AIA Innovation Awards honor cutting-edge green-building solutions

Two pioneering projects are recognized with the AIA’s 2020 Innovation Awards: the Catalyst Building in Spokane, Washington, a mass-timber, zero-energy, zero-carbon project designed by Michael Green Architecture and Katerra, won within the Holistic Design category; BHoM Life Cycle Assessment Toolkit, an open-source software tool developed by Buro Happold to live embodied carbon within building design, triumphed within the Development of Design or Design-Thinking category.

Catalyst Building in Spokane, Washington
Design Architect: MGA | Michael Green Architecture
Architect of Record: Katerra

Project summary: “Born of close collaboration and a group of shared values, Spokane’s Catalyst Building may be a testament to the very fact that wood buildings can meet and exceed the performance of their steel and concrete counterpoints. Composed of quite 4,000 cubic meters of cross-laminated timber and glulam products, it’s expected to be one among the most important buildings in North America to realize Zero Energy and 0 Carbon certifications from the International Living Future Institute.”

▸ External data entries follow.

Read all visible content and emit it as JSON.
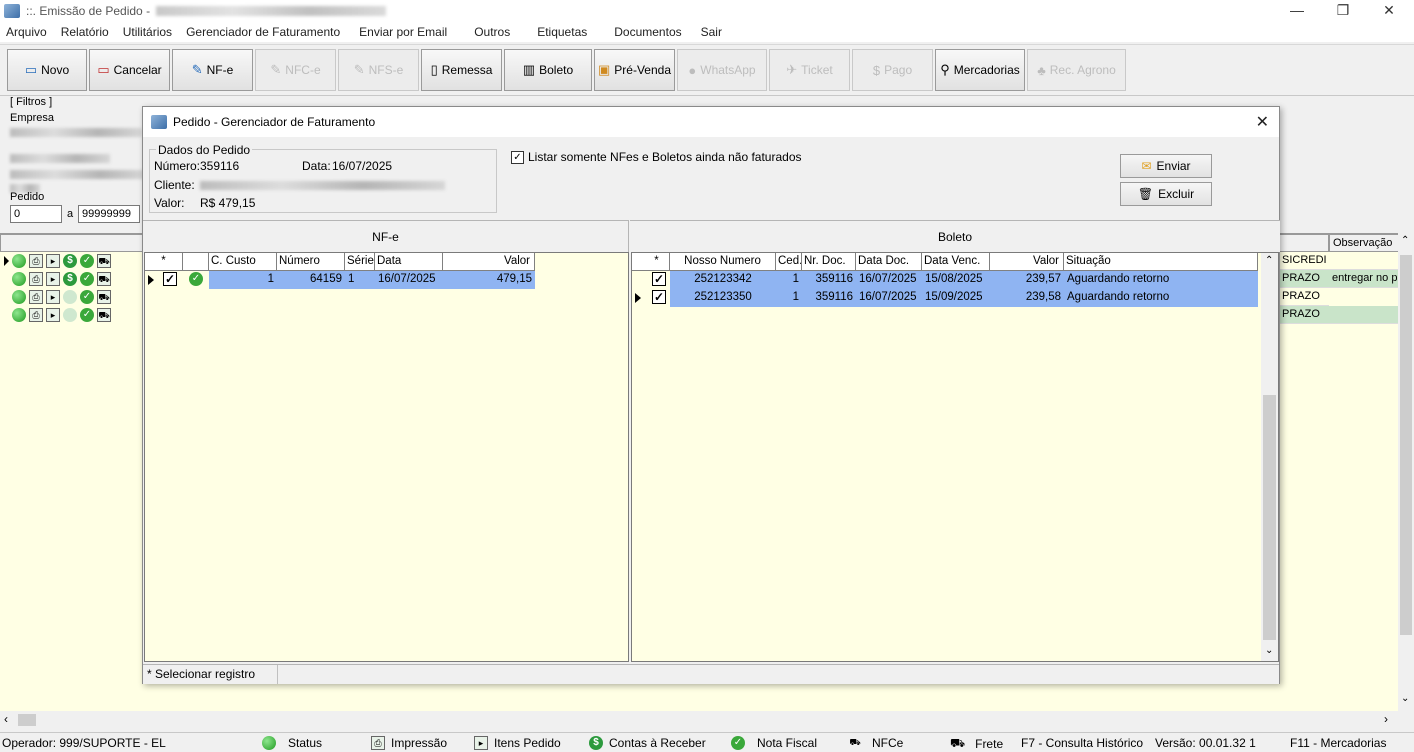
{
  "window": {
    "title": "::. Emissão de Pedido -",
    "minimize": "—",
    "maximize": "❐",
    "close": "✕"
  },
  "menu": [
    "Arquivo",
    "Relatório",
    "Utilitários",
    "Gerenciador de Faturamento",
    "Enviar por Email",
    "Outros",
    "Etiquetas",
    "Documentos",
    "Sair"
  ],
  "toolbar": {
    "novo": "Novo",
    "cancelar": "Cancelar",
    "nfe": "NF-e",
    "nfce": "NFC-e",
    "nfse": "NFS-e",
    "remessa": "Remessa",
    "boleto": "Boleto",
    "prevenda": "Pré-Venda",
    "whatsapp": "WhatsApp",
    "ticket": "Ticket",
    "pago": "Pago",
    "mercadorias": "Mercadorias",
    "recagrono": "Rec. Agrono"
  },
  "filters": {
    "title": "[ Filtros ]",
    "empresa": "Empresa",
    "pedido": "Pedido",
    "from": "0",
    "sep": "a",
    "to": "99999999"
  },
  "bg_grid": {
    "observacao_header": "Observação",
    "rows": [
      {
        "cond": "SICREDI",
        "obs": ""
      },
      {
        "cond": "PRAZO",
        "obs": "entregar no p"
      },
      {
        "cond": "PRAZO",
        "obs": ""
      },
      {
        "cond": "PRAZO",
        "obs": ""
      }
    ]
  },
  "dialog": {
    "title": "Pedido - Gerenciador de Faturamento",
    "close": "✕",
    "dados": {
      "legend": "Dados do Pedido",
      "numero_label": "Número:",
      "numero": "359116",
      "data_label": "Data:",
      "data": "16/07/2025",
      "cliente_label": "Cliente:",
      "valor_label": "Valor:",
      "valor": "R$ 479,15"
    },
    "filter_checkbox": "Listar somente NFes e Boletos ainda não faturados",
    "enviar": "Enviar",
    "excluir": "Excluir",
    "nfe": {
      "title": "NF-e",
      "headers": [
        "*",
        "",
        "C. Custo",
        "Número",
        "Série",
        "Data",
        "Valor"
      ],
      "rows": [
        {
          "ccusto": "1",
          "numero": "64159",
          "serie": "1",
          "data": "16/07/2025",
          "valor": "479,15"
        }
      ]
    },
    "boleto": {
      "title": "Boleto",
      "headers": [
        "*",
        "Nosso Numero",
        "Ced.",
        "Nr. Doc.",
        "Data Doc.",
        "Data Venc.",
        "Valor",
        "Situação"
      ],
      "rows": [
        {
          "nosso": "252123342",
          "ced": "1",
          "nrdoc": "359116",
          "datadoc": "16/07/2025",
          "venc": "15/08/2025",
          "valor": "239,57",
          "situacao": "Aguardando retorno"
        },
        {
          "nosso": "252123350",
          "ced": "1",
          "nrdoc": "359116",
          "datadoc": "16/07/2025",
          "venc": "15/09/2025",
          "valor": "239,58",
          "situacao": "Aguardando retorno"
        }
      ]
    },
    "status": "* Selecionar registro"
  },
  "statusbar": {
    "operador": "Operador: 999/SUPORTE - EL",
    "status": "Status",
    "impressao": "Impressão",
    "itens": "Itens Pedido",
    "contas": "Contas à Receber",
    "nota": "Nota Fiscal",
    "nfce": "NFCe",
    "frete": "Frete",
    "f7": "F7 - Consulta Histórico",
    "versao": "Versão: 00.01.32 1",
    "f11": "F11 - Mercadorias"
  },
  "colors": {
    "selection": "#8fb4f2",
    "grid_bg": "#ffffe4",
    "green": "#1f9a1f"
  }
}
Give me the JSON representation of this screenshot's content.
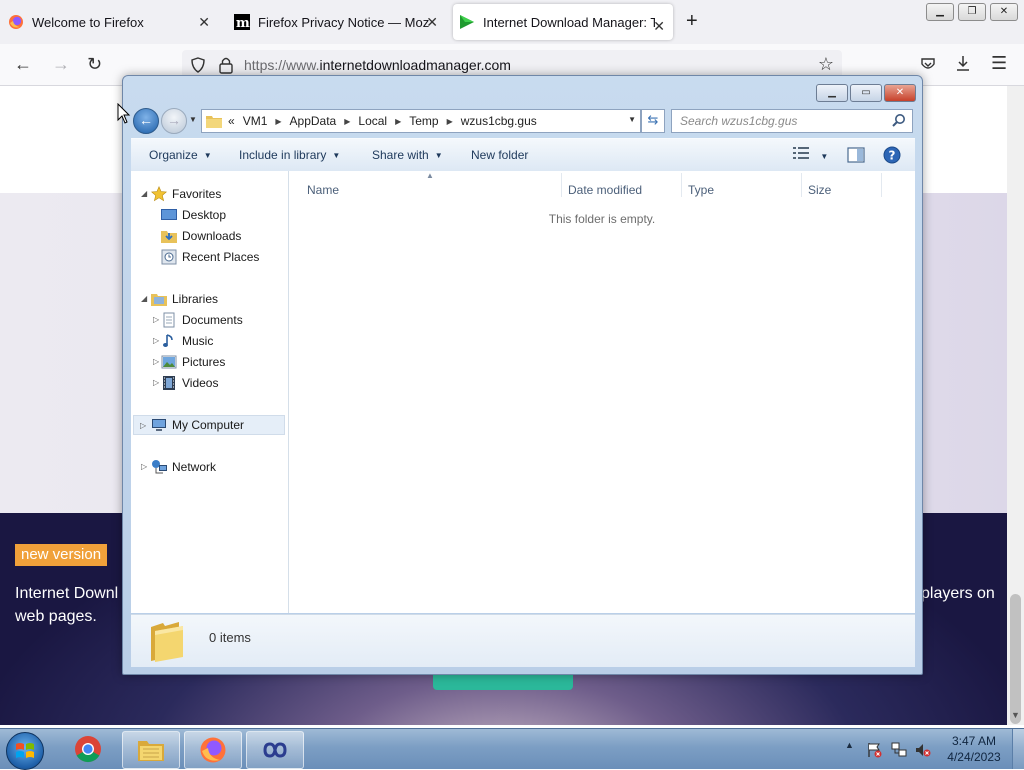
{
  "browser": {
    "tabs": [
      {
        "label": "Welcome to Firefox",
        "favicon": "firefox-icon",
        "active": false
      },
      {
        "label": "Firefox Privacy Notice — Mozilla",
        "favicon": "mozilla-m-icon",
        "active": false
      },
      {
        "label": "Internet Download Manager: Th",
        "favicon": "idm-arrow-icon",
        "active": true
      }
    ],
    "url": {
      "prefix": "https://www.",
      "domain": "internetdownloadmanager.com"
    }
  },
  "page": {
    "badge": "new version",
    "text_left": "Internet Downl web pages.",
    "text_right": "players on"
  },
  "explorer": {
    "breadcrumb": [
      "«",
      "VM1",
      "AppData",
      "Local",
      "Temp",
      "wzus1cbg.gus"
    ],
    "search_placeholder": "Search wzus1cbg.gus",
    "toolbar": {
      "organize": "Organize",
      "include_in_library": "Include in library",
      "share_with": "Share with",
      "new_folder": "New folder"
    },
    "nav": {
      "favorites": {
        "label": "Favorites",
        "items": [
          "Desktop",
          "Downloads",
          "Recent Places"
        ]
      },
      "libraries": {
        "label": "Libraries",
        "items": [
          "Documents",
          "Music",
          "Pictures",
          "Videos"
        ]
      },
      "computer": "My Computer",
      "network": "Network"
    },
    "columns": [
      "Name",
      "Date modified",
      "Type",
      "Size"
    ],
    "empty_message": "This folder is empty.",
    "status": "0 items"
  },
  "taskbar": {
    "apps": [
      "chrome",
      "windows-explorer",
      "firefox",
      "teamviewer-like"
    ],
    "clock": {
      "time": "3:47 AM",
      "date": "4/24/2023"
    }
  }
}
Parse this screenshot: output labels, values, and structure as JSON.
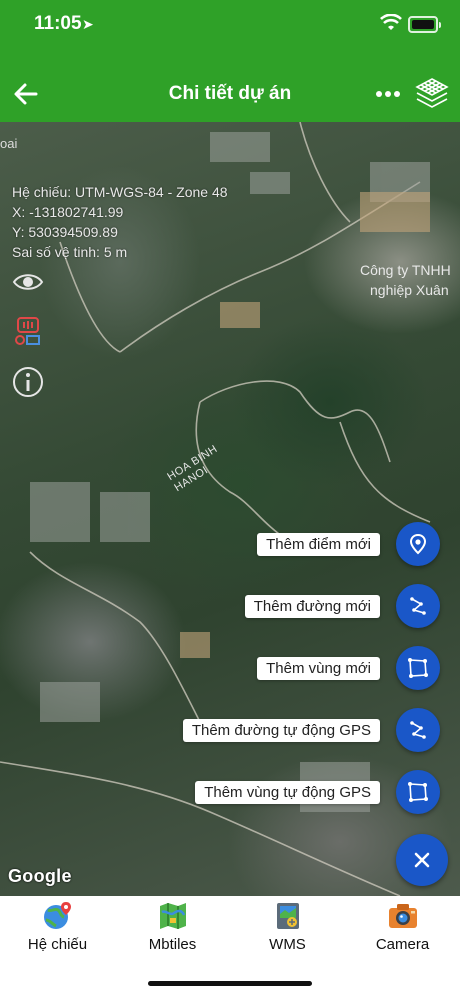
{
  "status": {
    "time": "11:05"
  },
  "header": {
    "title": "Chi tiết dự án"
  },
  "map": {
    "info": {
      "projection": "Hệ chiếu: UTM-WGS-84 - Zone 48",
      "x": "X: -131802741.99",
      "y": "Y: 530394509.89",
      "accuracy": "Sai số vệ tinh: 5 m"
    },
    "labels": {
      "area_line1": "HOA BINH",
      "area_line2": "HANOI",
      "company_line1": "Công ty TNHH",
      "company_line2": "nghiệp Xuân",
      "top_left_fragment": "oai"
    },
    "attribution": "Google"
  },
  "fab_menu": {
    "add_point": "Thêm điểm mới",
    "add_line": "Thêm đường mới",
    "add_area": "Thêm vùng mới",
    "add_line_gps": "Thêm đường tự động GPS",
    "add_area_gps": "Thêm vùng tự động GPS"
  },
  "bottom_nav": {
    "projection": "Hệ chiếu",
    "mbtiles": "Mbtiles",
    "wms": "WMS",
    "camera": "Camera"
  },
  "colors": {
    "header_green": "#2fa128",
    "fab_blue": "#1a57c8"
  }
}
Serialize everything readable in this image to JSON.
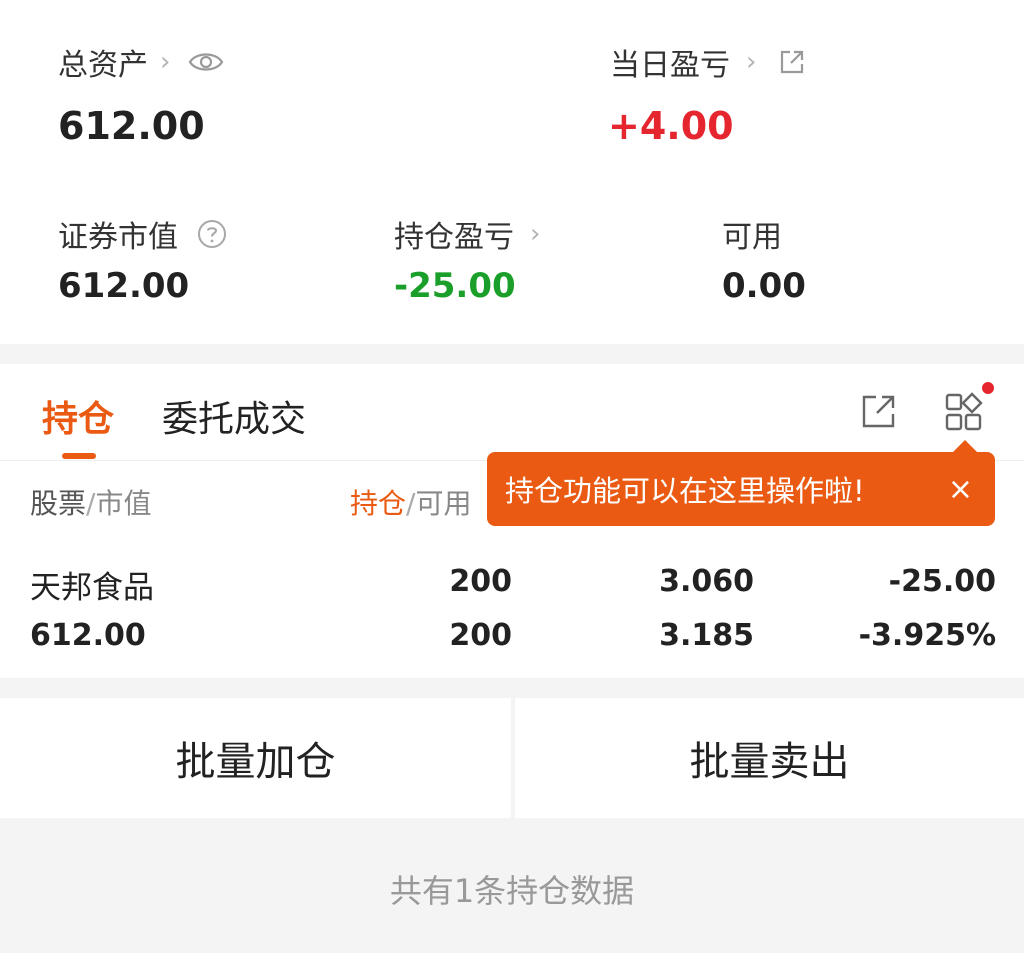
{
  "summary": {
    "total_assets_label": "总资产",
    "total_assets_value": "612.00",
    "daily_pnl_label": "当日盈亏",
    "daily_pnl_value": "+4.00",
    "market_value_label": "证券市值",
    "market_value_value": "612.00",
    "position_pnl_label": "持仓盈亏",
    "position_pnl_value": "-25.00",
    "available_label": "可用",
    "available_value": "0.00"
  },
  "tabs": [
    {
      "label": "持仓",
      "active": true
    },
    {
      "label": "委托成交",
      "active": false
    }
  ],
  "table": {
    "header_stock": "股票",
    "header_sep": "/",
    "header_market_value": "市值",
    "header_position": "持仓",
    "header_available": "可用",
    "rows": [
      {
        "name": "天邦食品",
        "market_value": "612.00",
        "position": "200",
        "available": "200",
        "price_top": "3.060",
        "price_bottom": "3.185",
        "pnl": "-25.00",
        "pnl_pct": "-3.925%"
      }
    ]
  },
  "tooltip": {
    "text": "持仓功能可以在这里操作啦!",
    "close": "×"
  },
  "buttons": {
    "batch_add": "批量加仓",
    "batch_sell": "批量卖出"
  },
  "footer": {
    "text": "共有1条持仓数据"
  },
  "colors": {
    "accent": "#ea5a13",
    "up": "#e5262f",
    "down": "#1a9f2a"
  },
  "icons": {
    "total_assets": "eye-icon",
    "daily_pnl": "share-out-icon",
    "market_value": "help-circle-icon",
    "toolbar_share": "share-out-icon",
    "toolbar_grid": "grid-apps-icon"
  }
}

The Catalyst Building. Photo: Benjamin Benschneider.

 

“The team employed variety of mass timber solutions where steel, concrete, or framed systems would be traditionally called upon. The resulting 165,000-square-foot, five-story, high-performing building was delivered for fewer than $250 per sq ft . Perhaps more importantly, a life cycle assessment has demonstrated that the timber’s carbon storage almost completely offsets the carbon impact generated by construction. […] The innovative use of timber within the primary structure, lateral shear walls, and exterior walls required the planning and build teams to collaborate closely to develop smart construction and installation solutions, chief among them prefabricated systems. the outside walls were partially prefabricated off-site to permit for faster dry-in times and to scale back exterior trade coordination. Similarly, the ribbed floor panels and slat walls found within the lobby were also prefabricated in an attempt to scale back field labor.”

 

 

The Catalyst Building. Photo: Benjamin Benschneider.

 

“A number of passive strategies were employed for the building, including rainwater capture, envelope design supported the Passive House Standard principles, and sturdy material application with a design anticipation of 75 years. it’s also topped with a big solar photovoltaic array which will generate upward of 300,000 kilowatt-hours per annum . Adjacent to the Catalyst Building, the Scott Morris Centre for Energy Innovation houses the centralized heating, cooling, and electrical systems for the Innovation District. this technique includes solar panels, battery, and thermal storage, and is managed through a sensible grid that permits for real-time, automated energy management, leading to lower energy consumption and expense.” ~ Click here to read more about this project.

BHoM Life Cycle Assessment Toolkit
Architect: Buro Happold

 

BHoM Life Cycle Assessment Toolkit. Image: Buro Happold.

 

“Buro Happold launched BHoM as a knowledge exchange network in 2016, seeking to create a stable framework for the code generated by architects and engineers across the planet . Its initial goals were to make how to share that code across the various platforms designers use a day leading to quite 60 adapters for various software and toolkits. Buro Happold released BHoM to the whole profession in 2018 and has continued to refine it further by collaborating with other open-source projects. Since then, the amount of code contributors from both inside and out of doors the firm stands at 87.”

 

The House at Cornell Tech was one of the first projects to use the full functionality of the toolkit to push additional development. Photo: Iwan Baan.

 

 

BHoM Life Cycle Assessment Toolkit. Image: Buro Happold.

 

“Free access to the tool allows users to require embodied carbon measurements at any point within the design process, facilitating better material selection. It leverages the many experience of Buro Happold’s sustainability, structures, and MEP teams to incorporate a full suite of datasets and environmental impact calculation methods. By opening it up to the whole profession, Buro Happold hopes to still improve its methods supported the input it receives.” ~ Click here to read more about the project.

The award jury included Violet Whitney, Chair, SideWalk Labs, New York, NY; Chris Giattina, BLOX, Bessemer, AL; William Zahner, Hon. AIA, A Zahner Company, Kansas City, MS; Yanel deAngel, AIA, Perkins+Will, Boston, MA; and Charlie Williams, AIA, LPA, Irvine, CA.